A Pasta Guide
Pasta: it’s a simple five letter word, and it sounds like a simple meal right? You’ve got your carb, you’ve got your sauce, you combine and serve. Easy-a-pleasie. But we all know pasta is much more complicated than that. Sure you can boil your noodles, and you can get your sauce in a jar (and no one is blaming you if you do!). But, you can also kick things up a couple notches with different shaped (or even handmade) pasta, and pair that with varying styles and flavours of family or scratch-made sauce recipes; some sauces are red, some white, and some are even green. Those colours might remind you of a certain country’s flag, no? ;)
Let’s take a look at pasta, and some things we can do to spice up our day-to-day pasta routine.
Now when we get to the actual pasta, you may have a favourite or only keep a couple styles on hand. The awesome (and maybe daunting) thing about pasta is that there are literally hundreds of different types of pasta, each with their own special use! Why would there be so many types? Well some of it has to do with regional styles and traditions. However it’s also because there is a magical marriage between the right sauce and the right pasta: if your sauce is thick and creamy, you want a shape to hold that sauce just so, and if your sauce is chunky, you’ll want a different shape or consistency. When you get the combo right it makes for carb heaven on earth.

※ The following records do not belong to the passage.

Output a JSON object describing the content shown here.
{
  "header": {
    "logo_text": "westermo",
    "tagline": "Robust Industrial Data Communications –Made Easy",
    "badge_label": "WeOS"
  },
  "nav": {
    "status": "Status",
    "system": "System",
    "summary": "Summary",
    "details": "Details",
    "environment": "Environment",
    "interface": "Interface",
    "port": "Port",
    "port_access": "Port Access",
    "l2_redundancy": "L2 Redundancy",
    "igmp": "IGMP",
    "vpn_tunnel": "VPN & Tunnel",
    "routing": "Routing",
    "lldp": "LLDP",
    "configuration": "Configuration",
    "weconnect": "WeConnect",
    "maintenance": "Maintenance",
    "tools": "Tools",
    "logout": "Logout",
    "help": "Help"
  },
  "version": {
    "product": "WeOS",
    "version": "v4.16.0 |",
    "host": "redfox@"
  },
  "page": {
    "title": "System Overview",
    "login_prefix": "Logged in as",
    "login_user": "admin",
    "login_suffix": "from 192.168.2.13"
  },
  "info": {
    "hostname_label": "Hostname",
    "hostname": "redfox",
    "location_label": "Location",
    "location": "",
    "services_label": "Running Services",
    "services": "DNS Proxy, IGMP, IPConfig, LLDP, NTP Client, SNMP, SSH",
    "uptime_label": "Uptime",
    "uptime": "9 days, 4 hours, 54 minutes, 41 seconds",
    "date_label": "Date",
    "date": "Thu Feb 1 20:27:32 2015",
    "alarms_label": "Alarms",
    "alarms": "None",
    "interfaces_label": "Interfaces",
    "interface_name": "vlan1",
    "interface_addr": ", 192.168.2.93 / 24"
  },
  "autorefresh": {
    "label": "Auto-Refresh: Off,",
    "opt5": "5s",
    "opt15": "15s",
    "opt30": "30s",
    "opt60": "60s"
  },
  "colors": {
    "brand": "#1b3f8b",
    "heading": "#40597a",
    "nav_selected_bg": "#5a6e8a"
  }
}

Whether you’re just getting into Italian cuisine (what took you so long!) or just looking for some more information for your kitchen journey, here’s a quick, little guide breaking down the different typical styles of pasta you mostly see on this side of the atlantic.
Spaghetti, linguini, angel hair, fettucini
This might be what pops into everyone’s minds when they think of pasta. Spaghetti is the classic: long, skinny tubes. Then you have fettuccine and linguine: flat versions of the classic spaghetti shape. Long pasta is best used for creamy or light sauces. Think carbonara or a simple tomato sauce. The less ingredients the better.
Penne, rigatoni, fusilli, rigatoni, farfalle
This category is the most creative with lots of variation. Penne and rigatoni are short tubes that have ridges on the outside. Fusilli and rigatoni are little twisted pasta shapes. A personal favorite, farfalle might be more commonly known as the bowtie pasta. The ridges and shapes of these pastas make them fantastic for chunkier sauces like a bolognese or veggie sauce.
Gnocchi, ravioli, tortellini, manicotti
Gnocchi is traditionally made with potatoes, and is used in soups or served with a few, simple ingredients. But if we’re being honest, they go great with most sauces too! Ravioli can be filled with meat, cheese, vegetables, or a combination of the three and works well with a good sauce. Manicotti, like ziti, is usually stuffed and baked.
Alone in it’s own category, lasagna is used in, you guessed it, lasagna! There are different sizes and some are shaped slightly different, but they all serve the same purpose: layer up that meat and cheese and sauce baby!